The Environment and Land Court in Thika has declined an application seeking to compel the Kiambu County Government to receive applications for change of user and subdivision relating to a proposed 565-acre mixed-use development in Juja.
The application was filed by parties associated with businessman and politician John Mwaura and Vantage View Ltd.
They sought mandatory orders requiring the county government to receive applications for change of user and subdivision relating to Land Reference Numbers 10089 and 10090/1 at Juja Kiaora Farm.
Lady Justice Jane Onyango held that the orders sought amounted to a mandatory injunction requiring the county government to take positive action before the substantive issues in the petition are heard. She said such relief can only be granted in exceptional and clear cases.
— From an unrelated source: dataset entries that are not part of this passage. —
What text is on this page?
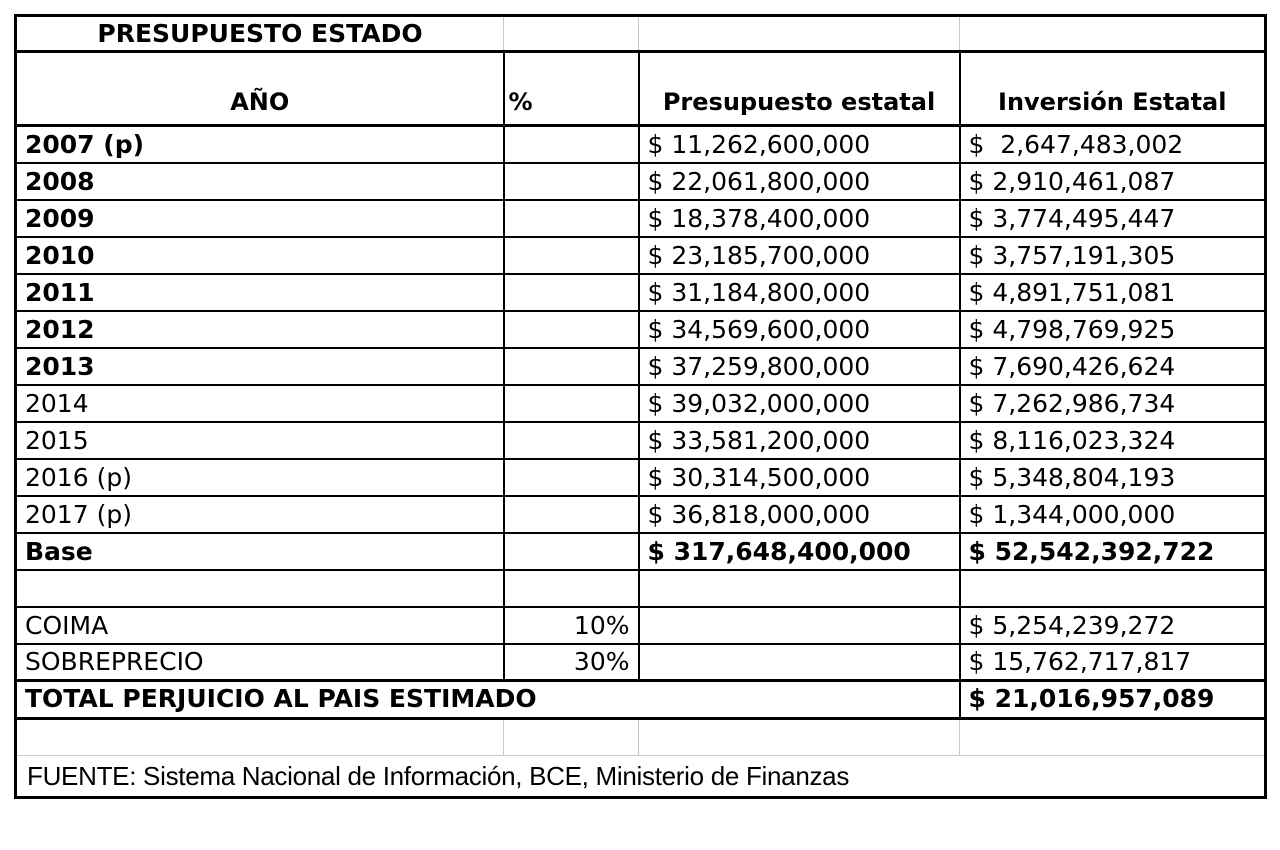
PRESUPUESTO ESTADO			
AÑO	%	Presupuesto estatal	Inversión Estatal
2007 (p)		$ 11,262,600,000	$  2,647,483,002
2008		$ 22,061,800,000	$ 2,910,461,087
2009		$ 18,378,400,000	$ 3,774,495,447
2010		$ 23,185,700,000	$ 3,757,191,305
2011		$ 31,184,800,000	$ 4,891,751,081
2012		$ 34,569,600,000	$ 4,798,769,925
2013		$ 37,259,800,000	$ 7,690,426,624
2014		$ 39,032,000,000	$ 7,262,986,734
2015		$ 33,581,200,000	$ 8,116,023,324
2016 (p)		$ 30,314,500,000	$ 5,348,804,193
2017 (p)		$ 36,818,000,000	$ 1,344,000,000
Base		$ 317,648,400,000	$ 52,542,392,722

COIMA	10%		$ 5,254,239,272
SOBREPRECIO	30%		$ 15,762,717,817
TOTAL PERJUICIO AL PAIS ESTIMADO			$ 21,016,957,089

FUENTE: Sistema Nacional de Información, BCE, Ministerio de Finanzas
“The reliefs sought by the applicants are not merely preservatory in nature. They compel positive action and, in effect, invite the court to direct the respondents' engagement with the statutory planning process,” the judge ruled.
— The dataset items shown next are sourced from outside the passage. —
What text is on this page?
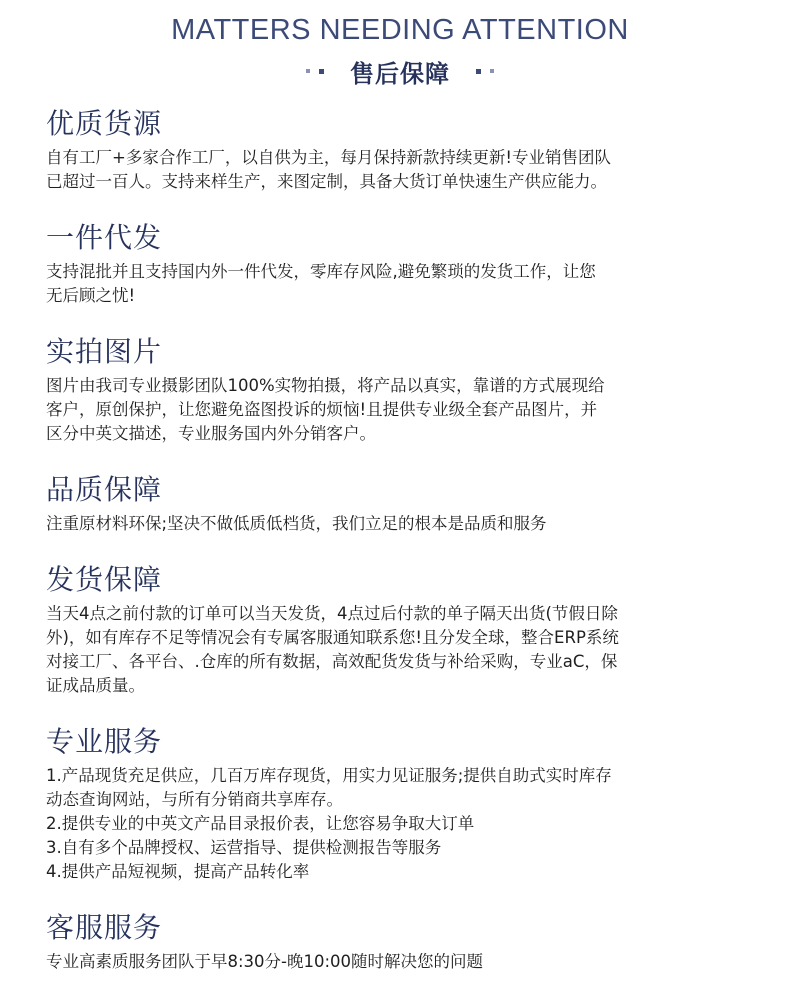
MATTERS NEEDING ATTENTION
售后保障
优质货源

自有工厂+多家合作工厂，以自供为主，每月保持新款持续更新!专业销售团队
已超过一百人。支持来样生产，来图定制，具备大货订单快速生产供应能力。

一件代发

支持混批并且支持国内外一件代发，零库存风险,避免繁琐的发货工作，让您
无后顾之忧!

实拍图片

图片由我司专业摄影团队100%实物拍摄，将产品以真实，靠谱的方式展现给
客户，原创保护，让您避免盗图投诉的烦恼!且提供专业级全套产品图片，并
区分中英文描述，专业服务国内外分销客户。

品质保障

注重原材料环保;坚决不做低质低档货，我们立足的根本是品质和服务

发货保障

当天4点之前付款的订单可以当天发货，4点过后付款的单子隔天出货(节假日除
外)，如有库存不足等情况会有专属客服通知联系您!且分发全球，整合ERP系统
对接工厂、各平台、.仓库的所有数据，高效配货发货与补给采购，专业aC，保
证成品质量。

专业服务

1.产品现货充足供应，几百万库存现货，用实力见证服务;提供自助式实时库存
动态查询网站，与所有分销商共享库存。
2.提供专业的中英文产品目录报价表，让您容易争取大订单
3.自有多个品牌授权、运营指导、提供检测报告等服务
4.提供产品短视频，提高产品转化率

客服服务

专业高素质服务团队于早8:30分-晚10:00随时解决您的问题
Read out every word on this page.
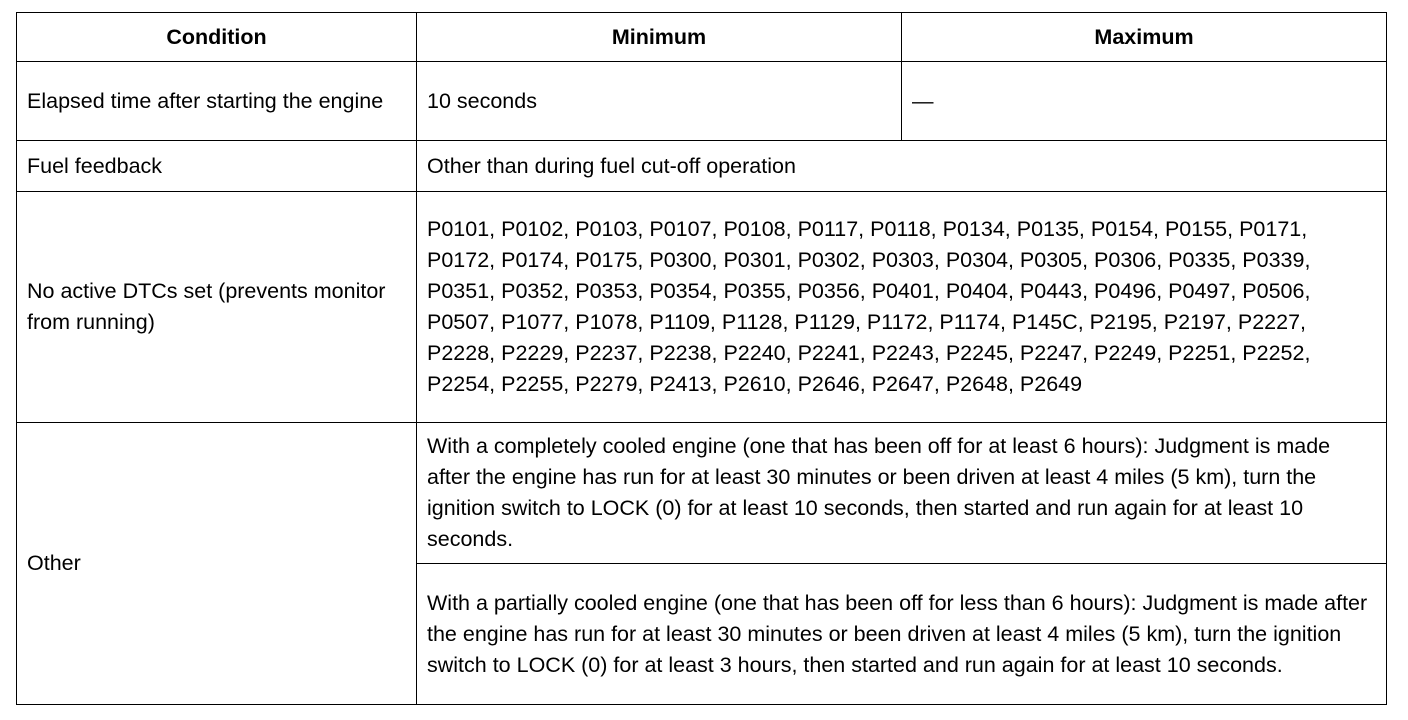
Condition	Minimum	Maximum
Elapsed time after starting the engine	10 seconds	—
Fuel feedback	Other than during fuel cut-off operation	
No active DTCs set (prevents monitor from running)	P0101, P0102, P0103, P0107, P0108, P0117, P0118, P0134, P0135, P0154, P0155, P0171, P0172, P0174, P0175, P0300, P0301, P0302, P0303, P0304, P0305, P0306, P0335, P0339, P0351, P0352, P0353, P0354, P0355, P0356, P0401, P0404, P0443, P0496, P0497, P0506, P0507, P1077, P1078, P1109, P1128, P1129, P1172, P1174, P145C, P2195, P2197, P2227, P2228, P2229, P2237, P2238, P2240, P2241, P2243, P2245, P2247, P2249, P2251, P2252, P2254, P2255, P2279, P2413, P2610, P2646, P2647, P2648, P2649	
Other	With a completely cooled engine (one that has been off for at least 6 hours): Judgment is made after the engine has run for at least 30 minutes or been driven at least 4 miles (5 km), turn the ignition switch to LOCK (0) for at least 10 seconds, then started and run again for at least 10 seconds.	
	With a partially cooled engine (one that has been off for less than 6 hours): Judgment is made after the engine has run for at least 30 minutes or been driven at least 4 miles (5 km), turn the ignition switch to LOCK (0) for at least 3 hours, then started and run again for at least 10 seconds.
Justice Onyango found that the developers had failed to demonstrate the special or exceptional circumstances required for the court to issue mandatory interlocutory orders.
She also said the material presented before the court was insufficient to justify compelling the county government to act before the petition is fully determined.
The dispute concerns Finsco Africa's planned Vantage View Estate, a proposed development covering about 565 acres in Juja.
According to court documents, the developers argued that they had complied with all statutory requirements for change of user and subdivision but accused the Kiambu County Government of refusing to receive and process their applications, leaving the project in administrative limbo.
In an affidavit sworn by John Mwaura, the company complained that the county government had declined to communicate any decision on the applications for change of user and subdivision and had offered no adequate explanation for the continued inaction.
The county government opposed the application, maintaining that the developers had failed to comply with mandatory requirements under the Physical and Land Use Planning Act and insisting that the approval process could not lawfully proceed under the circumstances.
In her ruling, however, Justice Onyango directed that the developers must not undertake any further development on the land until they obtain the necessary approvals.
The judge observed that although the Physical and Land Use Planning Act requires county governments to respond to development applications within prescribed timelines, the evidence presented at this stage did not justify the extraordinary orders sought.